Like many Canadian manufacturers, Viking Air, based in Victoria, British Columbia, is anxiously awaiting news of the Ottawa government's plans for research and development investment. Poised to restart production of the de Havilland Canada Twin Otter, the company is counting on qualifying for federal support.

Already responsible for supporting the entire out-of-production DHC line from the Chipmunk to the Dash 7, Viking two years ago acquired the type certificates from Bombardier for all the aircraft. A market survey showed strong interest in the 19-seat utility turboprop, and last October the company organised an operators' conference and presented the commercial terms for a new-production Twin Otter Series 400.

Twin otter

"We needed three things: enough orders to justify restarting production a commitment by our shareholders to make the investment and participation by the federal government to offset our non-recurring expenses," says president and chief executive Dave Curtis. "We have two - orders and board approval - and we are waiting to hear the details of a new aeronautics strategy from the government."

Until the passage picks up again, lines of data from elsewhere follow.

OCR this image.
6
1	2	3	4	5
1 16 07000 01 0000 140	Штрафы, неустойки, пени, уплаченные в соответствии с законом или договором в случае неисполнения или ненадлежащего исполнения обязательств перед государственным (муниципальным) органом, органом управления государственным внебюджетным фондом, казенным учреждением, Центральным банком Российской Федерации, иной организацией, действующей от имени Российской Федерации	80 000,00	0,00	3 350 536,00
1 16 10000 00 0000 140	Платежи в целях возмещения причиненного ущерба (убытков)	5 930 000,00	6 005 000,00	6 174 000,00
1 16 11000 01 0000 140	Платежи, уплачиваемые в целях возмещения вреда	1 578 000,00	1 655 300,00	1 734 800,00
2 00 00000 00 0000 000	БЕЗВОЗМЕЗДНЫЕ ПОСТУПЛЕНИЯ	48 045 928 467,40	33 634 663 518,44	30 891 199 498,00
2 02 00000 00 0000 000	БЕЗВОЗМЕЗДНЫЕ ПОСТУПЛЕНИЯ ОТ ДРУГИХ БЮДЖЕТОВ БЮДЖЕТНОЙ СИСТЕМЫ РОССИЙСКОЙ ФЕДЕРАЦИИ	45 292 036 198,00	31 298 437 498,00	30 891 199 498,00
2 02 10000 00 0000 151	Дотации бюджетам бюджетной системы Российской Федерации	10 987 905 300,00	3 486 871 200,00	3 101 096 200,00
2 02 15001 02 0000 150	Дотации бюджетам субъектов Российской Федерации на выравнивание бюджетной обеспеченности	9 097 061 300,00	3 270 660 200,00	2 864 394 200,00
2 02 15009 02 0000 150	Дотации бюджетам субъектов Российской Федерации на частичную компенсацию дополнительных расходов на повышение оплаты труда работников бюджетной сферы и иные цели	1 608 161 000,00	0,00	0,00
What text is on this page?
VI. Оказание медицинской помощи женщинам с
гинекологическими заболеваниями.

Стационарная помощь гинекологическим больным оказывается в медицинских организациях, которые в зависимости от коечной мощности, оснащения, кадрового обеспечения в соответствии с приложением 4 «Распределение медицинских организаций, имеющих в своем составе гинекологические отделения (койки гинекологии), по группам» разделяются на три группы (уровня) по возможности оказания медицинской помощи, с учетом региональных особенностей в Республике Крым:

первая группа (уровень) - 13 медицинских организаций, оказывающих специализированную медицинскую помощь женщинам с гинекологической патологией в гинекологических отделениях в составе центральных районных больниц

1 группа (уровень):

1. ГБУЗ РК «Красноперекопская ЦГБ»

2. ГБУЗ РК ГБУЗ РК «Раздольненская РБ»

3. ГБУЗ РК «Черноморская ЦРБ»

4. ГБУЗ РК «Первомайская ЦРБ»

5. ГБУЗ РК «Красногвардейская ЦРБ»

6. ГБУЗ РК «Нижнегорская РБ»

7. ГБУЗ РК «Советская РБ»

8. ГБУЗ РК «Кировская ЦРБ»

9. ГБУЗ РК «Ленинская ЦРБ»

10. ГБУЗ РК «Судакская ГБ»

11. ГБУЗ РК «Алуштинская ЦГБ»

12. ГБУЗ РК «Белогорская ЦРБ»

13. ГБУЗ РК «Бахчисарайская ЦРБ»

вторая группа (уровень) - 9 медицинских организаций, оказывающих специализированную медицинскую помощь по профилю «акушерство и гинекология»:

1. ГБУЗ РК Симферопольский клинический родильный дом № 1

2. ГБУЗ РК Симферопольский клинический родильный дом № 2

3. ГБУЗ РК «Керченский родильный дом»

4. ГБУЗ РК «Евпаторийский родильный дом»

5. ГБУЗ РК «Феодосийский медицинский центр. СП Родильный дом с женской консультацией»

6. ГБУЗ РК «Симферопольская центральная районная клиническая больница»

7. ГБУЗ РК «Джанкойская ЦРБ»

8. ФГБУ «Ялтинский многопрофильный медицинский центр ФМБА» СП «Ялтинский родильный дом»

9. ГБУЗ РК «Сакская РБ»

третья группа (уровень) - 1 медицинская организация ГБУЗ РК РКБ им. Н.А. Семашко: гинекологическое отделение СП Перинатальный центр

To launch, Viking needed to secure deposits on 12 aircraft, priced at $3.2 million green. "We have exceeded that by a significant margin," says Curtis. The company is planning to build 12 aircraft a year initially, with major components produced in Victoria and final assembly in Calgary, Alberta. If federal government support is not forthcoming, Curtis says, Viking may have to look overseas.

"Why not assemble in Indonesia? Because our primary shareholder is Canadian, and there is a desire to put this together from a Canadian perspective," Curtis says. "We believe having the federal government participate is important, and makes it more economically viable. We will have to look at overseas suppliers sooner if we do it entirely on our own."